S&P 500: Buy the Rumor, Sell the News on a US-China Trade Deal?
Matt Weller, CFA, CMT March 6, 2019 1:21 PM
Despite a busy economic calendar in the US this week, including yesterday’s decent ISM Non-Manufacturing report, today’s ADP employment report, and Friday’s always impactful Non-Farm Payrolls release, US-China trade developments remain the dominant driver for US stocks.
Just as we saw with the negotiations around NAFTA and South Korea, President Trump appears more interested in signing a deal that he can pitch as a “win” than forcing China into contentious structural reforms. A Bloomberg report from earlier today supports this view, with sources indicating that the President is pressuring negotiators to make a deal with China “as soon as this month” because he’s “increasingly concerned that the lack of an agreement could drag down stocks.”
In other words, the market tail is once again wagging the policy dog.
Given the S&P 500’s massive 20% rise of the Boxing Day low, it’s clear that the market has started to price in an agreement already, setting the stage for a potential “buy the rumor, sell the news” result if and when the two global heavyweights agree to a deal.

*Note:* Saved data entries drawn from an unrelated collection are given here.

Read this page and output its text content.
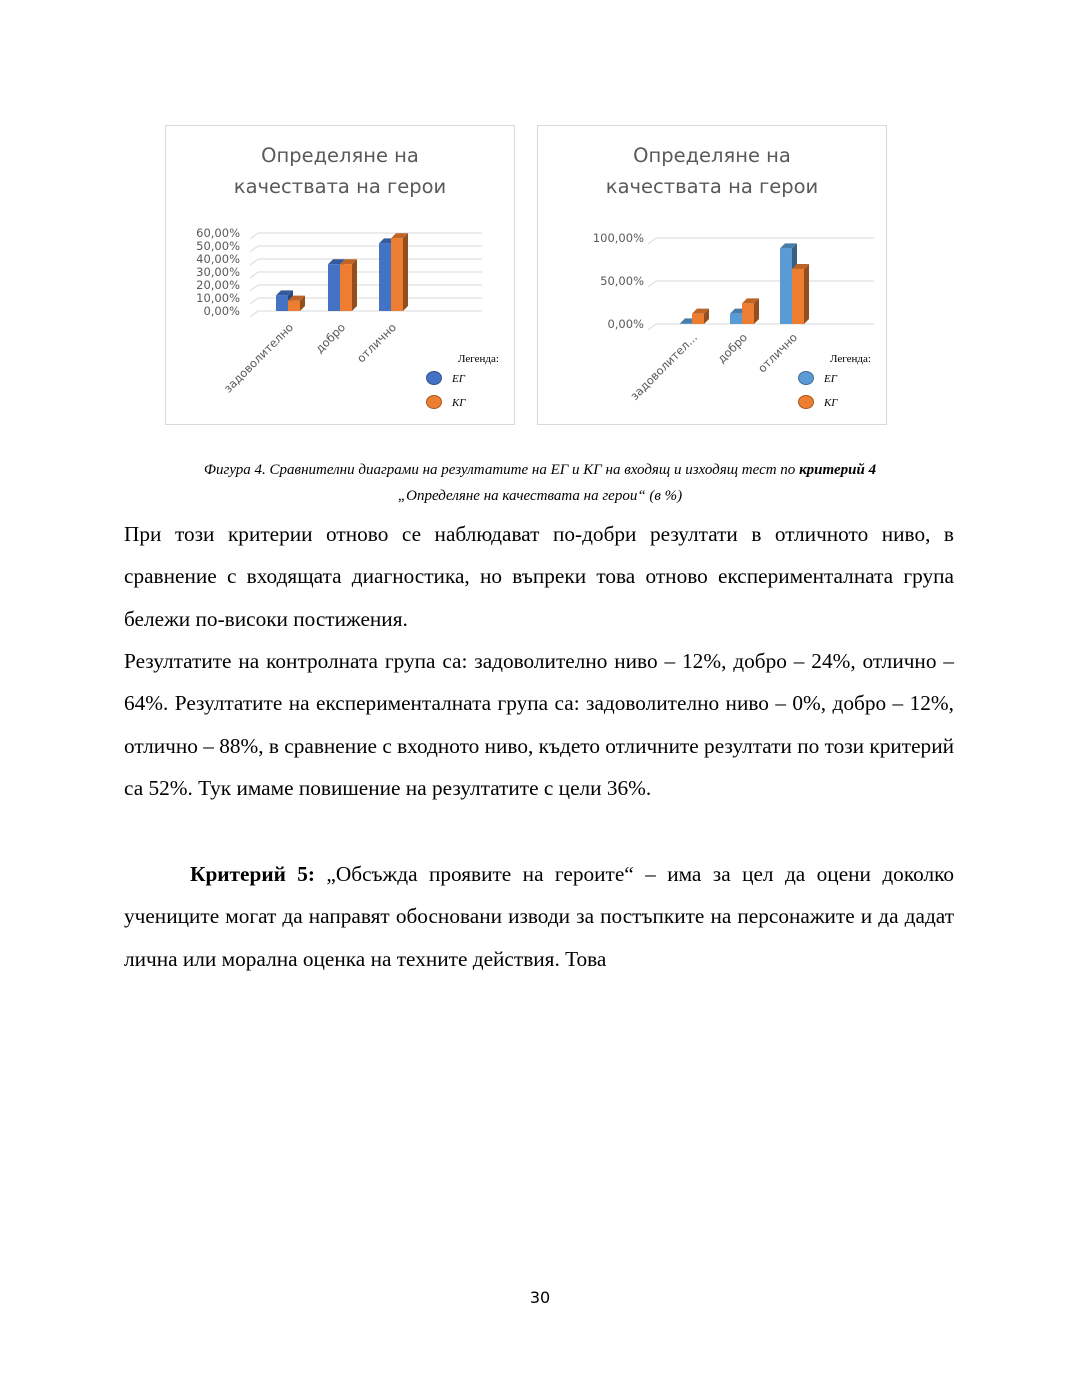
Определяне на
качествата на герои
0,00%
10,00%
20,00%
30,00%
40,00%
50,00%
60,00%
задоволително добро отлично	Легенда:
ЕГ
КГ
Определяне на
качествата на герои
0,00%
50,00%
100,00%
задоволител... добро отлично	Легенда:
ЕГ
КГ
Фигура 4. Сравнителни диаграми на резултатите на ЕГ и КГ на входящ и изходящ тест по критерий 4
„Определяне на качествата на герои“ (в %)

При този критерии отново се наблюдават по-добри резултати в отличното ниво, в сравнение с входящата диагностика, но въпреки това отново експерименталната група бележи по-високи постижения.

Резултатите на контролната група са: задоволително ниво – 12%, добро – 24%, отлично – 64%. Резултатите на експерименталната група са: задоволително ниво – 0%, добро – 12%, отлично – 88%, в сравнение с входното ниво, където отличните резултати по този критерий са 52%. Тук имаме повишение на резултатите с цели 36%.

Критерий 5: „Обсъжда проявите на героите“ – има за цел да оцени доколко учениците могат да направят обосновани изводи за постъпките на персонажите и да дадат лична или морална оценка на техните действия. Това

30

In the short term, traders will be watching Monday’s range for near-term direction. A break above the 78.6% Fibonacci retracement of the Q4 2018 drop at 2813 could open the door for a move up toward the upper-2800s, while a break below rising channel support could expose the early February low near 2700 next. With both the RSI and MACD indicators starting to roll over, weak economic data could be the catalyst for a breakdown in US stocks.